AIDS Drugs During Pregnancy Don't Harm Fetus, Study Finds
By SHERYL GAY
STOLBERG
ASHINGTON,
June 12 American doctors routinely prescribe antiretroviral drug cocktails to
pregnant women infected with the AIDS virus despite nagging fears that the
medicines might result in premature or low birth-weight babies. But those fears
are largely unfounded, according to a study made public today.
The study, involving 3,266 expectant mothers infected with the virus, H.I.V.,
found that those who took the drug cocktails were no more likely to give birth
to premature or low birth-weight babies than those who did not.
The research was started by the National Institutes of Health after studies
in Europe suggested that the medicines might pose a risk. Experts said the
findings, which appear in the current issue of The New England Journal of
Medicine, should reassure women and their doctors.
"There was always this little back-of-the-mind concern," said Dr. Anthony
Fauci, director of the National Institute for Allergy and Infectious Diseases,
one of two branches at the N.I.H. that paid for the research. "A chance was
taken in treating those women. This study shows that, in retrospect, it was a
good decision."
The study did, however, suggest an association between a certain class of
AIDS medicines, protease inhibitors and very low birth-weight babies. But the
authors said that finding, based on data on a small subset of women in the
study, was not solid and required further study.
"The numbers were quite small," said Dr. Ruth E. Tuomala, the lead author of
the study and an obstetrician-gynecologist at Brigham and Women's Hospital in
Boston.
It is possible, Dr. Tuomala said, that only the sickest women were treated
with protease inhibitors, and that "the severity of the illness is responsible
for the lower birth weight, as opposed to the drug itself."
The Centers for Disease Control and Prevention estimates that 6,000 H.I.V.-infected
women give birth every year and that 300 to 400 babies are born with the virus.
One of the biggest public health successes of the AIDS epidemic has been the use
of antiretroviral medicines to reduce the spread of the virus from mothers to
infants.
The move toward treatment began in 1994, with publication of a landmark study
showing that the antiretroviral drug AZT sharply reduced mother-to-infant
transmission, by as much as 70 percent. More recently, studies have shown that
the drug cocktails can reduce transmission even further.
The National Institutes of Health study analyzed data from seven large
studies involving pregnant women with H.I.V. to assess the risk of such
complications as premature delivery, low birth weight, stillbirth and low scores
on the Apgar test to determine a newborn's state of health.
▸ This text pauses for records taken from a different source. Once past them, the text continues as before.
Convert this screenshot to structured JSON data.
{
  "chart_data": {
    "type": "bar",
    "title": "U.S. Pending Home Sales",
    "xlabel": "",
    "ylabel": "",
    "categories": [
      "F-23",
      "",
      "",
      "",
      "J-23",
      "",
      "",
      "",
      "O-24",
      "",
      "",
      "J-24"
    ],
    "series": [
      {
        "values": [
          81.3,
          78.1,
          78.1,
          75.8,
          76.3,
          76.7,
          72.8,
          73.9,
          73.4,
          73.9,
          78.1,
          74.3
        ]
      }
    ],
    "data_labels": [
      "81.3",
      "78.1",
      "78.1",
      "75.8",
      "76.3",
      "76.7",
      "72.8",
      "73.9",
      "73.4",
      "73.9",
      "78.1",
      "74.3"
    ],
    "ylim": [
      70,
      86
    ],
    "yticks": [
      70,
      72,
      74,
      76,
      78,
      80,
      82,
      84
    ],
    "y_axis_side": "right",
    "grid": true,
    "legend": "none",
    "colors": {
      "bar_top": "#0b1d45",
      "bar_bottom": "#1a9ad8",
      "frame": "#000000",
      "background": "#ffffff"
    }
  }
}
The analysis compared 2,123 women who received antiretroviral therapy with
1,143 who did not. Among the treated women, 16 percent gave birth prematurely
defined as prior to the 37th week of the standard 40-week pregnancy compared
with 17 percent of the untreated women.
The percentage of low birth-weight babies, those born weighing less than
2,500 grams, was the same in both groups, 16 percent. The Apgar scores and rates
of stillbirth were also nearly identical.
As a result, experts say, the study is not likely to change medical practice,
which has been to treat H.I.V.-infected expectant mothers as if they were not
pregnant, on the theory that taking care of the disease is best for both mother
and child.
"The goal is to treat the woman and to do it as safely as you can for the
fetus," said Dr. Mary Young, who treats patients with H.I.V. at Georgetown
University Medical Center.
Dr. Young said she avoided one popular protease inhibitor, Sustiva, because
it was known to cause birth defects in animals, and another, Crixivan, because
it caused kidney stones in adults and, she reasoned, might do the same in a
fetus.
Dr. Young said research on the medicine in pregnant women had been scant,
however, and "we are kind of flying blind."
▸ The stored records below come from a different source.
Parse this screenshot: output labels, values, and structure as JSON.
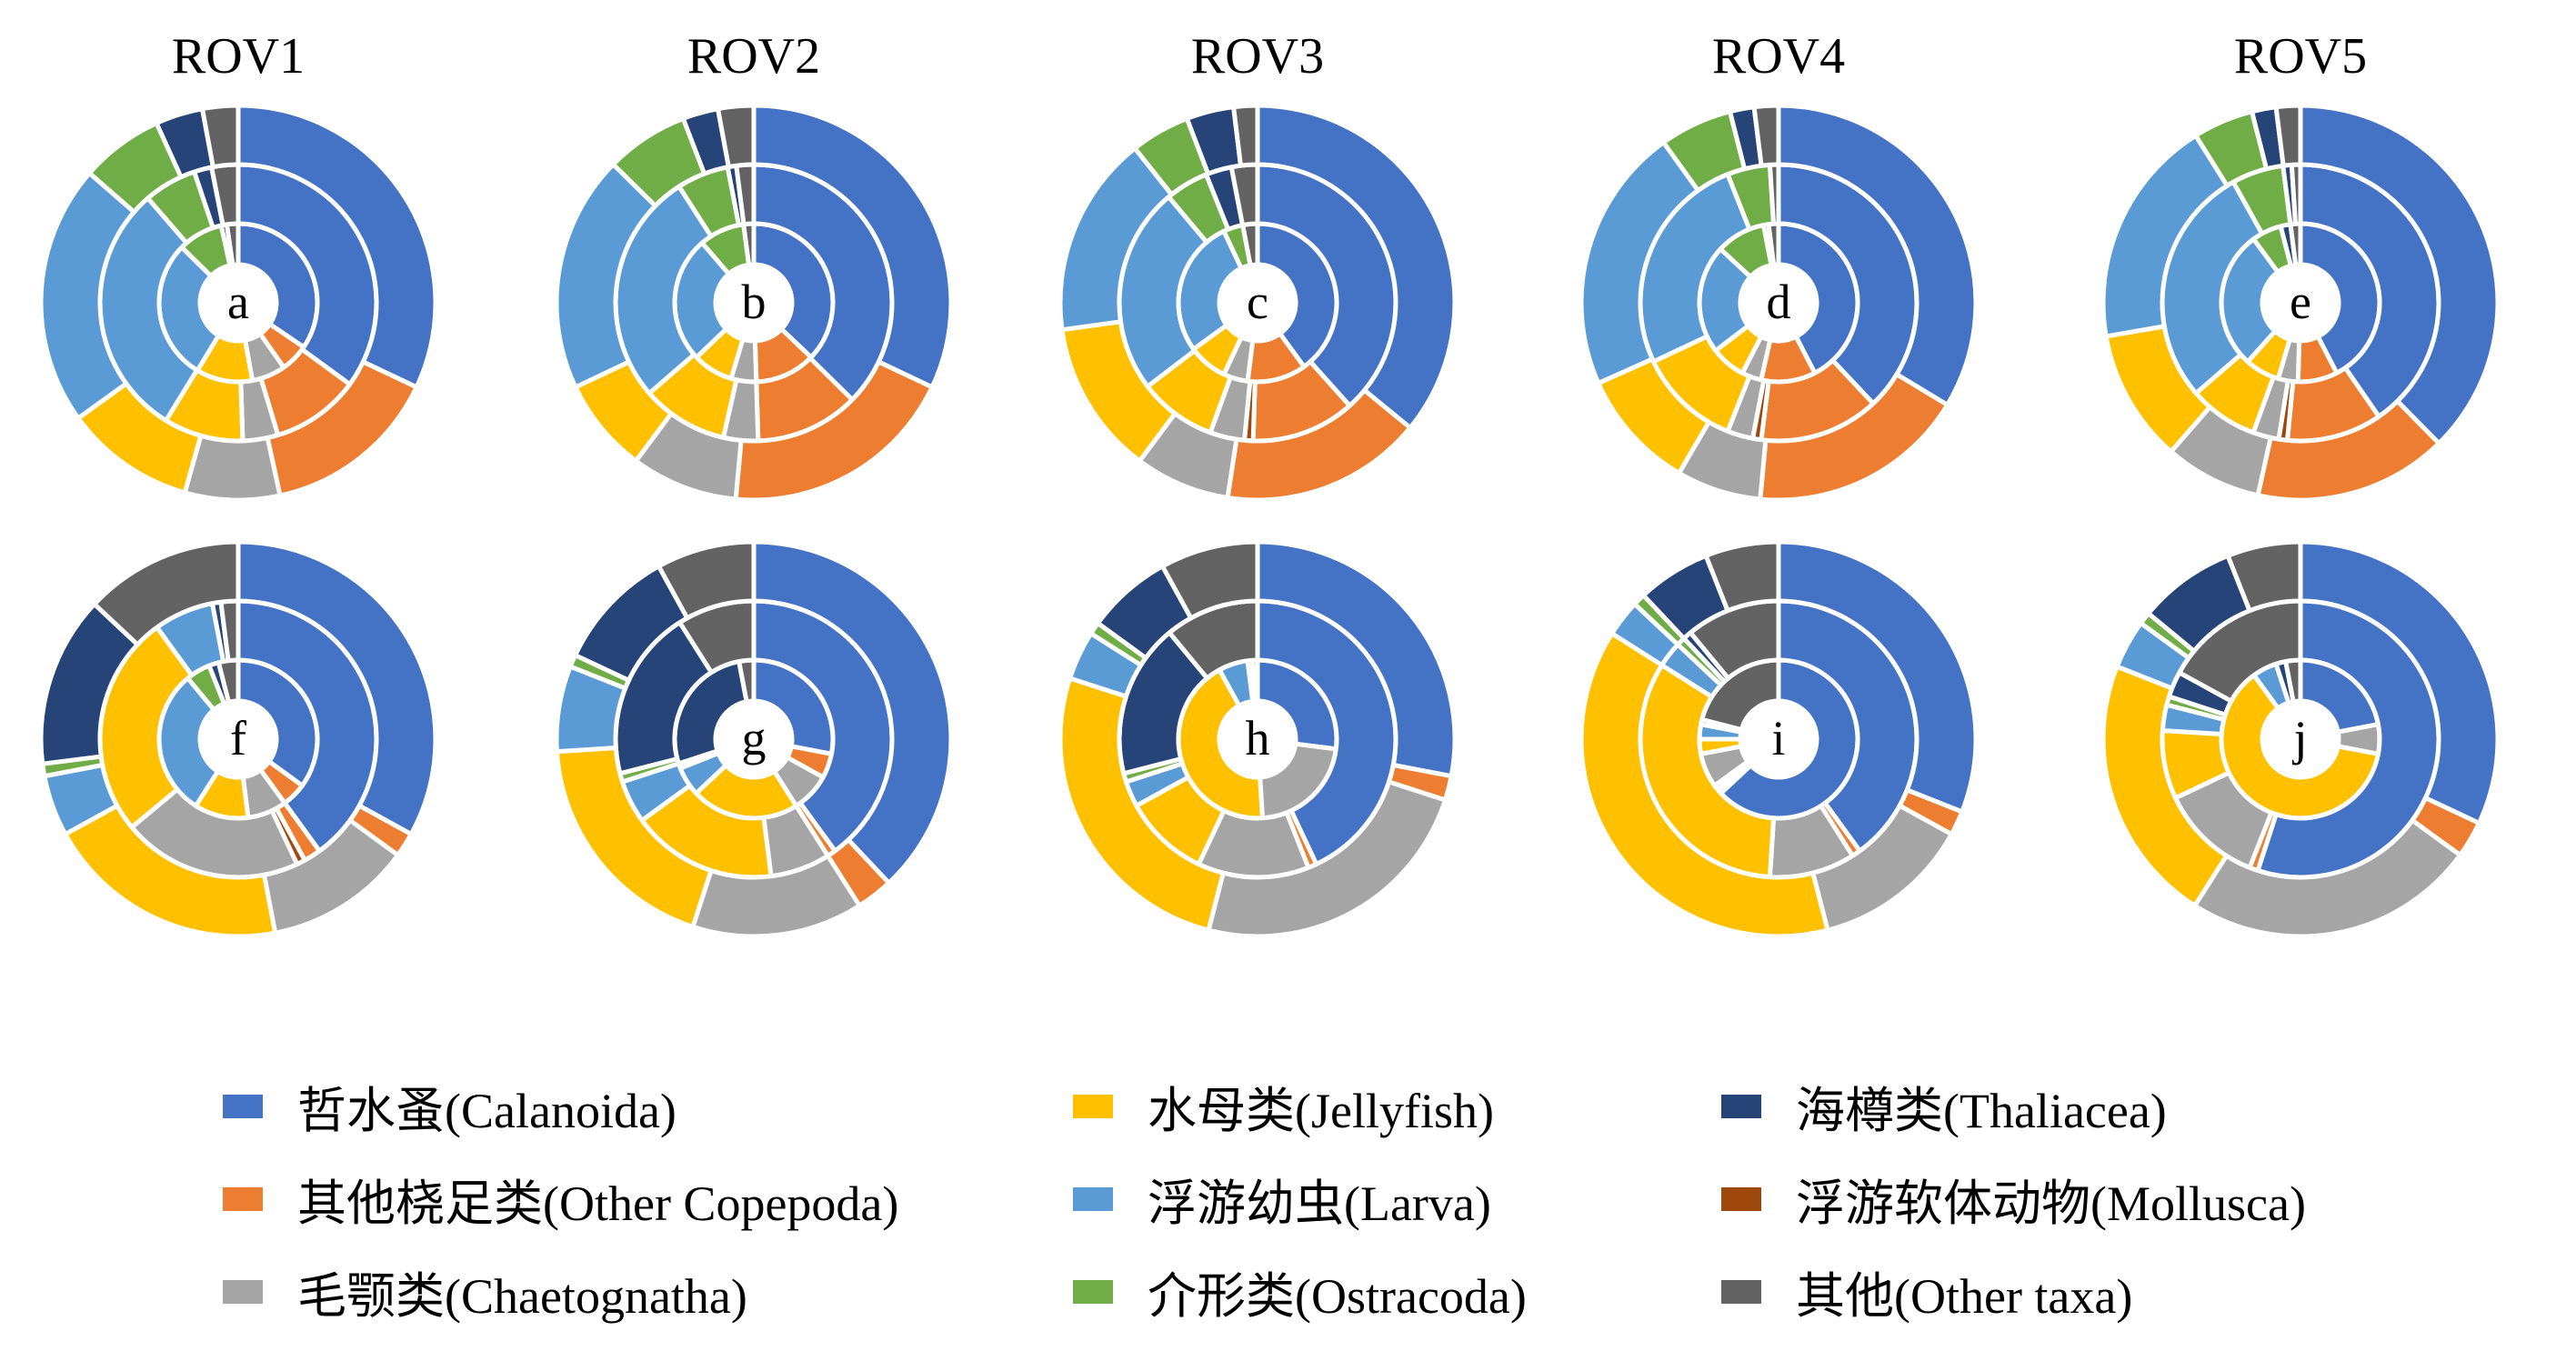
{
  "columns": [
    "ROV1",
    "ROV2",
    "ROV3",
    "ROV4",
    "ROV5"
  ],
  "colors": {
    "calanoida": "#4472C4",
    "jellyfish": "#FFC000",
    "thaliacea": "#264478",
    "other_copepoda": "#ED7D31",
    "larva": "#5B9BD5",
    "mollusca": "#9E480E",
    "chaetognatha": "#A5A5A5",
    "ostracoda": "#70AD47",
    "other_taxa": "#636363"
  },
  "legend": [
    {
      "key": "calanoida",
      "label": "哲水蚤(Calanoida)"
    },
    {
      "key": "jellyfish",
      "label": "水母类(Jellyfish)"
    },
    {
      "key": "thaliacea",
      "label": "海樽类(Thaliacea)"
    },
    {
      "key": "other_copepoda",
      "label": "其他桡足类(Other Copepoda)"
    },
    {
      "key": "larva",
      "label": "浮游幼虫(Larva)"
    },
    {
      "key": "mollusca",
      "label": "浮游软体动物(Mollusca)"
    },
    {
      "key": "chaetognatha",
      "label": "毛颚类(Chaetognatha)"
    },
    {
      "key": "ostracoda",
      "label": "介形类(Ostracoda)"
    },
    {
      "key": "other_taxa",
      "label": "其他(Other taxa)"
    }
  ],
  "chart_data": {
    "type": "multi-ring donut",
    "category_order": [
      "calanoida",
      "other_copepoda",
      "mollusca",
      "chaetognatha",
      "jellyfish",
      "larva",
      "ostracoda",
      "thaliacea",
      "other_taxa"
    ],
    "rings": [
      "inner",
      "middle",
      "outer"
    ],
    "panels": [
      {
        "label": "a",
        "column": "ROV1",
        "row": 1,
        "rings": [
          [
            30,
            5,
            0,
            6,
            10,
            25,
            8,
            1,
            2
          ],
          [
            34,
            10,
            0,
            4,
            9,
            29,
            6,
            2,
            3
          ],
          [
            33,
            15,
            0,
            8,
            11,
            22,
            7,
            4,
            3
          ]
        ]
      },
      {
        "label": "b",
        "column": "ROV2",
        "row": 1,
        "rings": [
          [
            36,
            12,
            0,
            5,
            8,
            25,
            9,
            0,
            2
          ],
          [
            37,
            12,
            0,
            4,
            10,
            27,
            6,
            1,
            2
          ],
          [
            33,
            20,
            0,
            9,
            8,
            20,
            7,
            3,
            3
          ]
        ]
      },
      {
        "label": "c",
        "column": "ROV3",
        "row": 1,
        "rings": [
          [
            40,
            12,
            0,
            5,
            8,
            28,
            4,
            0,
            3
          ],
          [
            38,
            12,
            1,
            4,
            9,
            24,
            5,
            3,
            3
          ],
          [
            37,
            17,
            0,
            8,
            13,
            17,
            5,
            4,
            2
          ]
        ]
      },
      {
        "label": "d",
        "column": "ROV4",
        "row": 1,
        "rings": [
          [
            42,
            11,
            0,
            4,
            7,
            22,
            10,
            1,
            2
          ],
          [
            38,
            14,
            1,
            3,
            12,
            26,
            5,
            0,
            1
          ],
          [
            34,
            18,
            0,
            7,
            10,
            22,
            6,
            2,
            2
          ]
        ]
      },
      {
        "label": "e",
        "column": "ROV5",
        "row": 1,
        "rings": [
          [
            42,
            8,
            0,
            4,
            7,
            28,
            6,
            2,
            2
          ],
          [
            40,
            11,
            1,
            3,
            8,
            28,
            6,
            1,
            1
          ],
          [
            38,
            16,
            0,
            8,
            11,
            19,
            5,
            2,
            2
          ]
        ]
      },
      {
        "label": "f",
        "column": "ROV1",
        "row": 2,
        "rings": [
          [
            35,
            5,
            0,
            8,
            11,
            30,
            5,
            2,
            4
          ],
          [
            40,
            2,
            1,
            21,
            26,
            7,
            0,
            1,
            2
          ],
          [
            33,
            2,
            0,
            12,
            20,
            5,
            1,
            14,
            13
          ]
        ]
      },
      {
        "label": "g",
        "column": "ROV2",
        "row": 2,
        "rings": [
          [
            28,
            5,
            0,
            8,
            22,
            6,
            1,
            27,
            3
          ],
          [
            40,
            1,
            0,
            7,
            17,
            5,
            1,
            20,
            9
          ],
          [
            38,
            3,
            0,
            14,
            19,
            7,
            1,
            10,
            8
          ]
        ]
      },
      {
        "label": "h",
        "column": "ROV3",
        "row": 2,
        "rings": [
          [
            27,
            0,
            0,
            22,
            43,
            6,
            1,
            0,
            1
          ],
          [
            43,
            1,
            0,
            13,
            10,
            3,
            1,
            18,
            11
          ],
          [
            28,
            2,
            0,
            24,
            26,
            4,
            1,
            7,
            8
          ]
        ]
      },
      {
        "label": "i",
        "column": "ROV4",
        "row": 2,
        "rings": [
          [
            63,
            1,
            1,
            7,
            3,
            3,
            0,
            1,
            21
          ],
          [
            40,
            1,
            0,
            10,
            33,
            3,
            1,
            1,
            11
          ],
          [
            31,
            2,
            0,
            13,
            38,
            3,
            1,
            6,
            6
          ]
        ]
      },
      {
        "label": "j",
        "column": "ROV5",
        "row": 2,
        "rings": [
          [
            22,
            0,
            0,
            6,
            62,
            5,
            0,
            2,
            3
          ],
          [
            55,
            1,
            0,
            12,
            8,
            3,
            1,
            3,
            17
          ],
          [
            32,
            3,
            0,
            24,
            22,
            4,
            1,
            8,
            6
          ]
        ]
      }
    ]
  }
}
But there have been some studies that suggest the antiretrovirals might cause
harm.
In 1998, Swiss researchers published a study of 30 women that found that
those who received so-called combination therapy had a higher risk of premature
delivery. A larger European study also suggested that protease inhibitors
increased the risk of prematurity. Those studies prompted the institutes'
research.
"They were very small, uncontrolled studies, and everybody knew that," Dr.
Tuomala said. "But nonetheless, you couldn't erase this."